Very large Neo4j graph + LLM

Hi all,

I am building an application where I want to use OpenAI LLM on top of my Neo4J graph. I am using the free tier of “gpt-3.5-turbo”.
My Neo4j graph is very huge. The graph schema alone has 23800 tokens.
Now whenever I invoke the GraphCypherQAChain, I get the error message
‘message’: “This model’s maximum context length is 16385 tokens. However, your messages resulted in 23907 tokens. Please reduce the length of the messages.”

Is it not possible to build my LLM+Neo4J application using the free tier?

Can anyone help me in solving this issue?

Thank you

Why do you need to share the entire graph with open ai?

Shouldn’t you be performing your search “locally” and only sharing the results with the LLM?

Hi,
Thank you for your response. I am trying to use the LLM to understand the User input, run the cypher query and return the response.
This is the code I am using.

from langchain.chat_models import ChatOpenAI
from langchain.chains import GraphCypherQAChain
from langchain.graphs import Neo4jGraph

llm = ChatOpenAI(
openai_api_key=OPENAI_API_KEY,
model=“gpt-3.5-turbo”,
temperature=0
)

graph = Neo4jGraph(
url=NEO4J_URL,
username=NEO4J_USER,
password=NEO4J_PASSWORD,
database=NEO4J_DATABASE
)

chain = GraphCypherQAChain.from_llm(
llm, graph=graph, verbose=True,
)

chain.run(“”“What are the cities in the graph? “””)

Can you pls guide me in solving this issue?

1 Like

you can use a model with a bigger context, e.g. gpt-4-turbo.
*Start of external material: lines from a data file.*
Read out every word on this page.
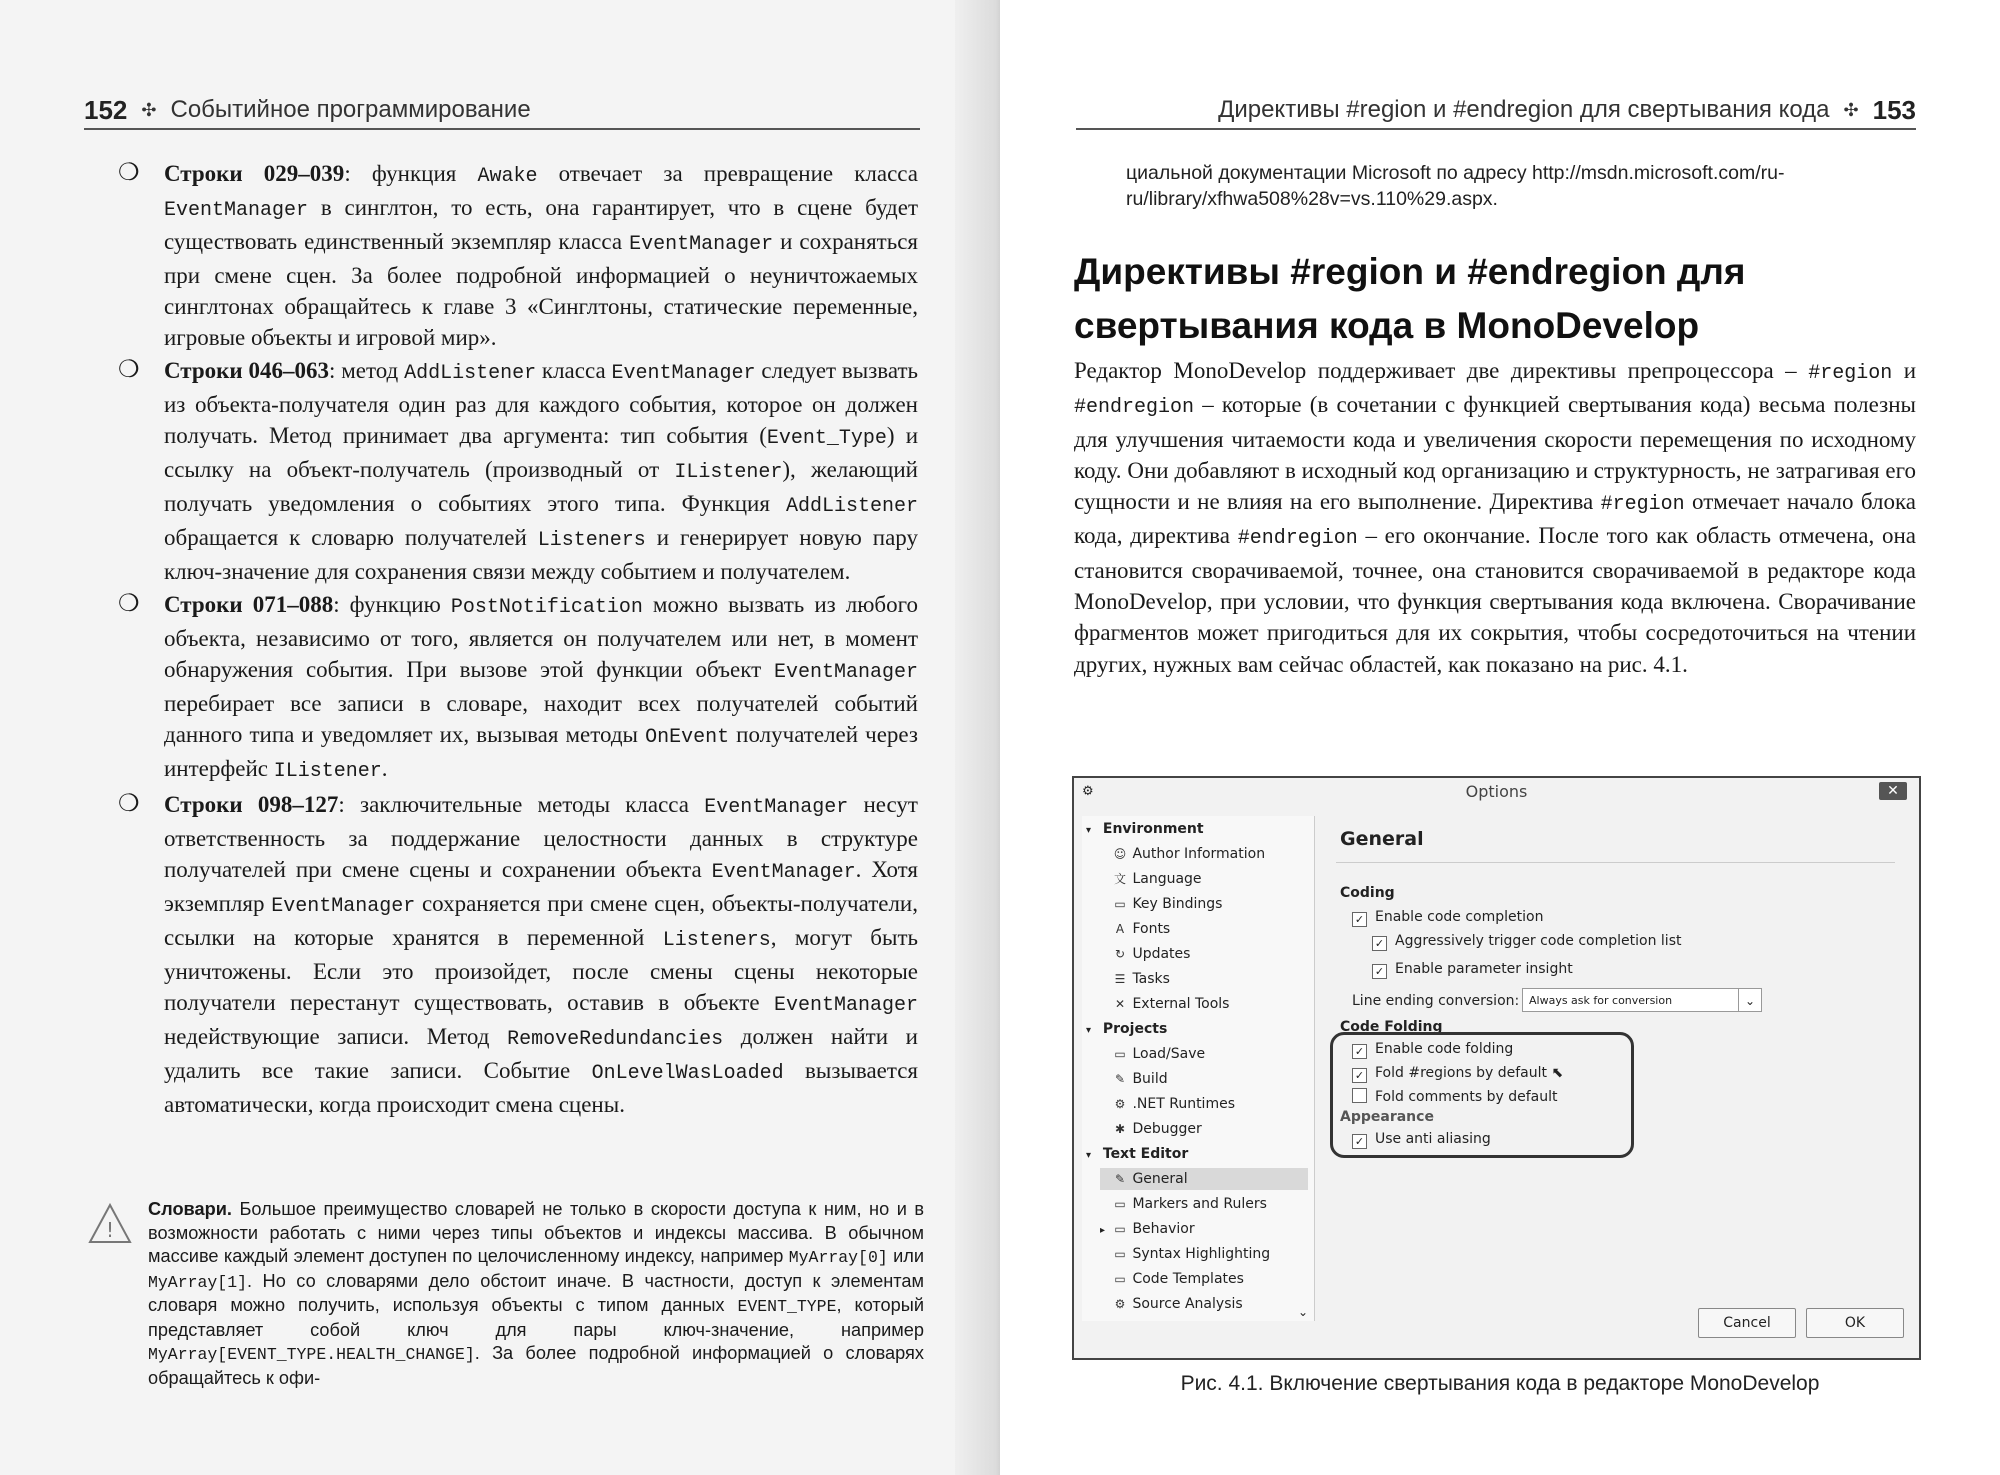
152 ✣ Событийное программирование
❍ Строки 029–039: функция Awake отвечает за превращение класса EventManager в синглтон, то есть, она гарантирует, что в сцене будет существовать единственный экземпляр класса EventManager и сохраняться при смене сцен. За более подробной информацией о неуничтожаемых синглтонах обращайтесь к главе 3 «Синглтоны, статические переменные, игровые объекты и игровой мир».
❍ Строки 046–063: метод AddListener класса EventManager следует вызвать из объекта-получателя один раз для каждого события, которое он должен получать. Метод принимает два аргумента: тип события (Event_Type) и ссылку на объект-получатель (производный от IListener), желающий получать уведомления о событиях этого типа. Функция AddListener обращается к словарю получателей Listeners и генерирует новую пару ключ-значение для сохранения связи между событием и получателем.
❍ Строки 071–088: функцию PostNotification можно вызвать из любого объекта, независимо от того, является он получателем или нет, в момент обнаружения события. При вызове этой функции объект EventManager перебирает все записи в словаре, находит всех получателей событий данного типа и уведомляет их, вызывая методы OnEvent получателей через интерфейс IListener.
❍ Строки 098–127: заключительные методы класса EventManager несут ответственность за поддержание целостности данных в структуре получателей при смене сцены и сохранении объекта EventManager. Хотя экземпляр EventManager сохраняется при смене сцен, объекты-получатели, ссылки на которые хранятся в переменной Listeners, могут быть уничтожены. Если это произойдет, после смены сцены некоторые получатели перестанут существовать, оставив в объекте EventManager недействующие записи. Метод RemoveRedundancies должен найти и удалить все такие записи. Событие OnLevelWasLoaded вызывается автоматически, когда происходит смена сцены.
!
Словари. Большое преимущество словарей не только в скорости доступа к ним, но и в возможности работать с ними через типы объектов и индексы массива. В обычном массиве каждый элемент доступен по целочисленному индексу, например MyArray[0] или MyArray[1]. Но со словарями дело обстоит иначе. В частности, доступ к элементам словаря можно получить, используя объекты с типом данных EVENT_TYPE, который представляет собой ключ для пары ключ-значение, например MyArray[EVENT_TYPE.HEALTH_CHANGE]. За более подробной информацией о словарях обращайтесь к офи-
Директивы #region и #endregion для свертывания кода ✣ 153
Директивы #region и #endregion для свертывания кода в MonoDevelop
Редактор MonoDevelop поддерживает две директивы препроцессора – #region и #endregion – которые (в сочетании с функцией свертывания кода) весьма полезны для улучшения читаемости кода и увеличения скорости перемещения по исходному коду. Они добавляют в исходный код организацию и структурность, не затрагивая его сущности и не влияя на его выполнение. Директива #region отмечает начало блока кода, директива #endregion – его окончание. После того как область отмечена, она становится сворачиваемой, точнее, она становится сворачиваемой в редакторе кода MonoDevelop, при условии, что функция свертывания кода включена. Сворачивание фрагментов может пригодиться для их сокрытия, чтобы сосредоточиться на чтении других, нужных вам сейчас областей, как показано на рис. 4.1.
циальной документации Microsoft по адресу http://msdn.microsoft.com/ru-ru/library/xfhwa508%28v=vs.110%29.aspx.
⚙	Options	✕
▾ Environment
☺ Author Information
文 Language
▭ Key Bindings
A Fonts
↻ Updates
☰ Tasks
✕ External Tools
▾ Projects
▭ Load/Save
✎ Build
⚙ .NET Runtimes
✱ Debugger
▾ Text Editor
✎ General
▭ Markers and Rulers
▸ ▭ Behavior
▭ Syntax Highlighting
▭ Code Templates
⚙ Source Analysis	⌄
General
Coding
✓ Enable code completion
✓ Aggressively trigger code completion list
✓ Enable parameter insight
Line ending conversion: Always ask for conversion	⌄
Code Folding
✓ Enable code folding
✓ Fold #regions by default ⬉
Fold comments by default
Appearance
✓ Use anti aliasing
Cancel	OK
Рис. 4.1. Включение свертывания кода в редакторе MonoDevelop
but I’d urge you to reevaluate your process. is your graph really such a kitchen sink of random entities and relations? how is it used normally? what’s the manual process here?

maybe instead of a one-shot cypher query, you may be better off using an iterative approach.

1 Like

I took another look at this and can only assume the results set is too large for your model.
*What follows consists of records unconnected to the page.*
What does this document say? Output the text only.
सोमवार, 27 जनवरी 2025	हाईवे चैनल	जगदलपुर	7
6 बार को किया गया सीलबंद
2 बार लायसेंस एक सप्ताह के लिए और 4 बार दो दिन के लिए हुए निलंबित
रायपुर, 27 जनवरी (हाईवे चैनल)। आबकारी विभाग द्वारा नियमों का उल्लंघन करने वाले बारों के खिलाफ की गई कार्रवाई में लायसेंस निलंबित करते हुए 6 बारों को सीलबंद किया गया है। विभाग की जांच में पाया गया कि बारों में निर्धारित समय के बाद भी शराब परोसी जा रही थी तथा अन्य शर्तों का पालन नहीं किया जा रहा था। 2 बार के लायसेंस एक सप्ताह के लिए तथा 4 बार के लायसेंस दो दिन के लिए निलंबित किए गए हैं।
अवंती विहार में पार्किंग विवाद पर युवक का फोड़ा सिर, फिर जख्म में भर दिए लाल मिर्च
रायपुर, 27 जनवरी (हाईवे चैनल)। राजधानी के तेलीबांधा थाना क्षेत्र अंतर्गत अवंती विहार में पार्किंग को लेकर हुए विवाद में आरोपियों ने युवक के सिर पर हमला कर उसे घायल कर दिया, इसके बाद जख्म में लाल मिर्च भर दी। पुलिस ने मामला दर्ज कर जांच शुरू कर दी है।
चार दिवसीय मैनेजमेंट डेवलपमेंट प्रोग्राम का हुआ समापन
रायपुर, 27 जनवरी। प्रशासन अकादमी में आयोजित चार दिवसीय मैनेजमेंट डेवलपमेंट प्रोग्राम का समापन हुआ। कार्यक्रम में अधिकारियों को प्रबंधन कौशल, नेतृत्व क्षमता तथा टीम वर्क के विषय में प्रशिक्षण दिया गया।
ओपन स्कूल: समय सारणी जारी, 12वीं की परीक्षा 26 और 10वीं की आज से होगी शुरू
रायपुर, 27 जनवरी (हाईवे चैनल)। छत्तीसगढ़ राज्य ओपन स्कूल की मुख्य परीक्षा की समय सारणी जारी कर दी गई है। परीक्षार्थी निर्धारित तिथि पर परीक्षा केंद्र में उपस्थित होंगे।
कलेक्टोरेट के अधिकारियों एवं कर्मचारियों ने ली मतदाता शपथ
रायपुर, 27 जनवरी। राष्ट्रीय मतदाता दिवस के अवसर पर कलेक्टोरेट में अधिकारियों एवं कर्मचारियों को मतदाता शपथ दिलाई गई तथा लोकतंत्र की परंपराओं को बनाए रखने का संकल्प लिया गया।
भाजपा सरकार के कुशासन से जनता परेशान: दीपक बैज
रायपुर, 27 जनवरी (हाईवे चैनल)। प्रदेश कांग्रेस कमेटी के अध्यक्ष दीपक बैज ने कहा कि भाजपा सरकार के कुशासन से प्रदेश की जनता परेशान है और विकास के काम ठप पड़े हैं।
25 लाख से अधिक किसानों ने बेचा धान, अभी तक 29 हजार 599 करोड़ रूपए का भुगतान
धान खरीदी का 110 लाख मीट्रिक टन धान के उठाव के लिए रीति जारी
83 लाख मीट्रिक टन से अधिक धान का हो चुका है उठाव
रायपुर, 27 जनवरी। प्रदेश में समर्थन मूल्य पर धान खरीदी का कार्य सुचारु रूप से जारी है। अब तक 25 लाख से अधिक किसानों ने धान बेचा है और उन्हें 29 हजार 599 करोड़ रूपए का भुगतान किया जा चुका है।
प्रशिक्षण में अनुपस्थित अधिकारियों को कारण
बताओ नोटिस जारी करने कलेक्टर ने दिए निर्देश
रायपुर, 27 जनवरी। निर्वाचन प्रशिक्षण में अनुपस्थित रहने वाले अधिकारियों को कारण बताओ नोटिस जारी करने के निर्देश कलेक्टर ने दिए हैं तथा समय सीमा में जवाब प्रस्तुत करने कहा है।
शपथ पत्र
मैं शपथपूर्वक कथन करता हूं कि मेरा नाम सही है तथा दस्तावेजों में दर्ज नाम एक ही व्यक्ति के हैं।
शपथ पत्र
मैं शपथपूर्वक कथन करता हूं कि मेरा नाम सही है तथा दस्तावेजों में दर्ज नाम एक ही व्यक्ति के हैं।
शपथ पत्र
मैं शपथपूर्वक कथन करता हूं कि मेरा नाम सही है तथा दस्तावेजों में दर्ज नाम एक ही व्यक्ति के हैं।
I’d initially assumed that internally this method was sending the graph to the LLM but this explanation of this method suggests otherwise:
Functional difference between GraphCypherQAChain and GraphQAChain · Issue #9035 · langchain-ai/langchain · GitHub

Can you query neo4j directly and see how big the result is?

Can you be more specific to reduce the result size?

Hi,

Thank you for this post. I am going through that now.
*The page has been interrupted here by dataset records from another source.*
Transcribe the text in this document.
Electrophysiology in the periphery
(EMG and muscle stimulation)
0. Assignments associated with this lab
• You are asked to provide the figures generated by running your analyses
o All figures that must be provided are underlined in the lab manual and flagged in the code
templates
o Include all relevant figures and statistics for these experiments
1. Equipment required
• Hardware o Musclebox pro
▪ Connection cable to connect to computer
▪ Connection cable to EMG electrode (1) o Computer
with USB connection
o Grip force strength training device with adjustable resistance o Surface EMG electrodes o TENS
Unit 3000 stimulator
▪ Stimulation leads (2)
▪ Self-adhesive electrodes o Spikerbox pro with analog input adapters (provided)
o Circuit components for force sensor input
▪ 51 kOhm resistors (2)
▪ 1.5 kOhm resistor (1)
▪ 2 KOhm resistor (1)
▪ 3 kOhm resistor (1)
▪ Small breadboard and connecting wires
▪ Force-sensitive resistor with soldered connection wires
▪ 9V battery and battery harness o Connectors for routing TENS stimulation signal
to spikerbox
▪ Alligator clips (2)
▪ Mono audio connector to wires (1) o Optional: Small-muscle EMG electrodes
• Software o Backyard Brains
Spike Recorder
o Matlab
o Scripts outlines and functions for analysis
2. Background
I already have my Neo4j queries built.
The response time is ~5 sec. Since I hard-code the entity values and the type of relationships in my query, it runs very fast and returns the paths.

My goal is that the user can just type in a English sentence and the results must be shown. I have already built a successful POC on a small subgraph. I am also comfortable in creating prompts along with examples.

I am already telling the graph what type of relationships to use for a given input question.

It seems the problem is that the schema itself is eating up all my context length.

Thanks,

1 Like

have you considered embeddings or something to select the appropriate subgraph first?

You can consider using grouped tables.

Group by similarity and then join only the relevant tables.

You could also consider function calling and have all your data retrieval logic behind an API (function). This could make it easier to evolve and maintain your solution in the long run.

1 Like

Hello, did you found the solution to the problem you were facing about the context length. I am also working around the same thing and facing the same problem.

I’m experiencing the same problem with gpt-4-turbo.

I have over 2500 html pages which I’m converting and storing in Neo4j. When I only had 500 pages, GraphCypherQAChain was able to generate cypher query to retrieve pages from the DB. But after I ingested 600 pages, I’m no longer able to generate cypher query using the LLM.

Has anyone come up with a solution/workaround without sending the entire graph to LLM?